How was the halachah eventually decided regarding mi’un? Maharshal (Yam shel Shlomo, ibid) offers a short description of the above event, which occurred in the previous generation, and relates that according to his knowledge, Sulka’s second marriage failed due to the annoyance of the leading Torah authorities. He holds that mi’un must no longer be performed and if enacted, the girl must not remarry without a get unless instructed otherwise by a beis din and even so, such a beis din should be thereafter discredited.

There is no “custom” regarding a rare occurrence: On the other hand, the Remo was a student of the disciples of Rabbi Polak and devotes a brief discussion to mi’un at the end of the relevant chapter in Shulchan ‘Aruch (E.H. 155).

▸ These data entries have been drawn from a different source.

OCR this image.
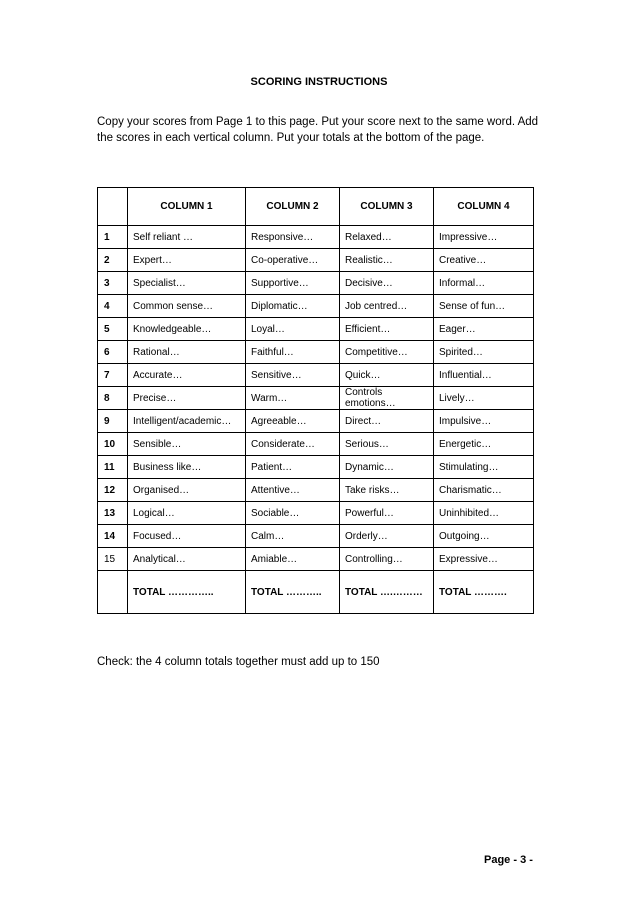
SCORING INSTRUCTIONS

Copy your scores from Page 1 to this page. Put your score next to the same word. Add the scores in each vertical column. Put your totals at the bottom of the page.

	COLUMN 1	COLUMN 2	COLUMN 3	COLUMN 4
1	Self reliant …	Responsive…	Relaxed…	Impressive…
2	Expert…	Co-operative…	Realistic…	Creative…
3	Specialist…	Supportive…	Decisive…	Informal…
4	Common sense…	Diplomatic…	Job centred…	Sense of fun…
5	Knowledgeable…	Loyal…	Efficient…	Eager…
6	Rational…	Faithful…	Competitive…	Spirited…
7	Accurate…	Sensitive…	Quick…	Influential…
8	Precise…	Warm…	Controls emotions…	Lively…
9	Intelligent/academic…	Agreeable…	Direct…	Impulsive…
10	Sensible…	Considerate…	Serious…	Energetic…
11	Business like…	Patient…	Dynamic…	Stimulating…
12	Organised…	Attentive…	Take risks…	Charismatic…
13	Logical…	Sociable…	Powerful…	Uninhibited…
14	Focused…	Calm…	Orderly…	Outgoing…
15	Analytical…	Amiable…	Controlling…	Expressive…
	TOTAL …………..	TOTAL ………..	TOTAL ….………	TOTAL ……….
Check: the 4 column totals together must add up to 150
Page - 3 -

In his opinion, mi’un may be practiced even now, “as performed by Rabbi Yaakov Polak z”l in his era.” Rabbi Shneiur Zalman of Liadi, author of Tanya, explains the Remo’s reason in the responsa at the end of his Shulchan ‘Aruch (§22, based on Rambam). We cannot, he asserts, speak of an established custom regarding instances which occur only rarely, especially where an attempted regulation commands us to refrain from performing a previously accepted procedure (see ibid). We cannot claim, then, that there was a “custom” to refrain from mi’un (see Pischei Teshuvah and ‘Aroch HaShulchan, ibid). The ‘Aroch HaShulchan has doubts about the Remo’s ruling and concludes “when I was young I heard that in the previous generation there had been a mi’un and that the leading Torah authorities objected vigorously but I don‟t know how the matter ended; in our era we have never heard of any mi’un at all.”